さて、物語に戻ります。
繁蔵が瀕死の重傷を負ったのは、壁川の源内という盗賊の首領の反発と恨みを買ったためです。それは、蓮沼の市兵衛と壁川の源内との因縁、敵対関係に起因していました。
蓮沼の市兵衛は、「殺さず、犯さず、傷つけず、貧しきからは奪わず」という原則を守り抜く盗賊で、1つの盗み(「つとめ」という)に少なくとも3年、長ければ5年以上の年月をかけて準備してきました。
風のごとく侵入し、霧のごとく立ち去る。そして、被害者と商家などが経営破綻しないように、当面の資金繰りに要する金額は残していったということです。そのため、盗みに入られたことを半年間も気がつかなかった豪商もいるとか。
入り際、去り際があまりに水際立っていたため、容疑者特定追捕の手がかりとなる証拠はほとんど残さず、それゆえ、奉行所の捜査記録では、市兵衛の盗みがこれだと確定されたものはないというのです。
だが、年老いた市兵衛は今では隠退同然になり、数十人いた直属の手下はしだいに離れていきました。
離れた盗人のなかには、暴力と殺戮、破壊や火付けを厭わない悪辣な強盗団の仲間になる者もいました。鹿間の定八が、そんな1人だったのです。
定八が取り入ったのが、壁川の源内です。
源内は、押し入った先の商家の家族・奉公人を皆殺しにしたり、女性を強姦したり、家屋の破壊や放火をしたりすることを少しもためらわない盗賊でした。
源内は、以前は機内や中国筋で盗み働きをしていましたが、飛躍的な経済発展を遂げた江戸に乗り込もうとしていたのです。その橋渡しのため、提携相手として、市兵衛を頼ろうとしたのです。
しかし、市兵衛は、源内一味の「畜生働き」を嫌悪・忌避して、提携申し入れの使者として訪れた定八を追い返しました。
ところが源内はあきらめず、執拗に定八を差し向けてきました。
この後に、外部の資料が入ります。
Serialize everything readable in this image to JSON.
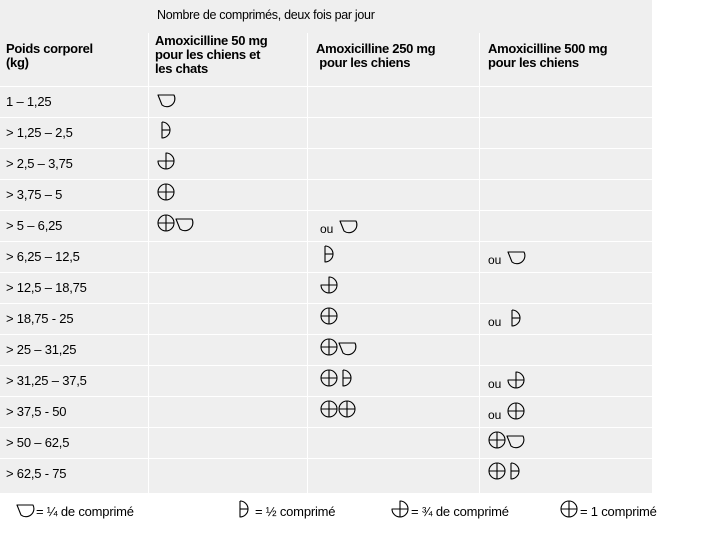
{
  "supertitle": "Nombre de comprimés, deux fois par jour",
  "headers": {
    "weight": "Poids corporel\n(kg)",
    "col50": "Amoxicilline 50 mg\npour les chiens et\nles chats",
    "col250": "Amoxicilline 250 mg\n pour les chiens",
    "col500": "Amoxicilline 500 mg\npour les chiens"
  },
  "or_label": "ou",
  "rows": [
    {
      "weight": "1 – 1,25",
      "d50": "1/4",
      "d250": null,
      "d500": null
    },
    {
      "weight": "> 1,25 – 2,5",
      "d50": "1/2",
      "d250": null,
      "d500": null
    },
    {
      "weight": "> 2,5 – 3,75",
      "d50": "3/4",
      "d250": null,
      "d500": null
    },
    {
      "weight": "> 3,75 – 5",
      "d50": "1",
      "d250": null,
      "d500": null
    },
    {
      "weight": "> 5 – 6,25",
      "d50": "1 1/4",
      "d250": "ou 1/4",
      "d500": null
    },
    {
      "weight": "> 6,25 – 12,5",
      "d50": null,
      "d250": "1/2",
      "d500": "ou 1/4"
    },
    {
      "weight": "> 12,5 – 18,75",
      "d50": null,
      "d250": "3/4",
      "d500": null
    },
    {
      "weight": "> 18,75 - 25",
      "d50": null,
      "d250": "1",
      "d500": "ou 1/2"
    },
    {
      "weight": "> 25 – 31,25",
      "d50": null,
      "d250": "1 1/4",
      "d500": null
    },
    {
      "weight": "> 31,25 – 37,5",
      "d50": null,
      "d250": "1 1/2",
      "d500": "ou 3/4"
    },
    {
      "weight": "> 37,5 - 50",
      "d50": null,
      "d250": "2",
      "d500": "ou 1"
    },
    {
      "weight": "> 50 – 62,5",
      "d50": null,
      "d250": null,
      "d500": "1 1/4"
    },
    {
      "weight": "> 62,5 - 75",
      "d50": null,
      "d250": null,
      "d500": "1 1/2"
    }
  ],
  "legend": [
    {
      "icon": "quarter",
      "text": "= ¼ de comprimé"
    },
    {
      "icon": "half",
      "text": "= ½ comprimé"
    },
    {
      "icon": "three-quarter",
      "text": "= ¾ de comprimé"
    },
    {
      "icon": "whole",
      "text": "= 1 comprimé"
    }
  ]
}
市兵衛自身は、使者にも会わず、繁蔵を「断り役」にしていました。
その繁造が、ついに源内の隠れ家に乗り込んで「もう近づくな」と訣別の挨拶をした帰りに、源内の手下たちに襲撃されたのです。
さて繁蔵は、昔馴染みの彦十に自分が源内一味に襲撃されたことを市兵衛に知らせてくれと頼みます。彦十は繁蔵の危難を市兵衛に知らせるため、繁造の手紙を預かって、神田鍋町の鞘師長三郎を訪ねました。
そこが、市兵衛の隠れ家というか隠居所でした。
長三郎は、彦十の風体人柄を検分してから、二階に住まう市兵衛に引き合わせました。
市兵衛は、白髪頭で品の良い小柄な老人で、彦十に丁寧に礼を述べました。
彦十は、盗みの芸術家ともいえるこの伝説の大盗賊の品格に圧倒され、思わず頭を畳にこすりつけてしまいました。
ときには長谷川平蔵にさえ「鉄つぁんよう」と気安く話しかける、あの、人を食ったような食えない彦十が、です。
繁造の災難を知ると、市兵衛は、長三郎とその配下の若者(万造)を彦十の案内で五鉄に赴かせました。五鉄にやって来た2人は、事件の顛末を繁蔵の口から聞き出し、戻って市兵衛に報告しました。
ところで平蔵と火付盗賊改方の面々は、古い探索記録から、蓮沼の市兵衛の伝説を裏付ける情報を収集していました。
平蔵は配下を動かして、五鉄の近隣に見張り所を設け、変装した同心や密偵を要所に配置し、市兵衛と源内の動きを探索し始めました。
彦十は、頻繁に平蔵の役宅に出向き、繁蔵をめぐる事態の経過を報告しています。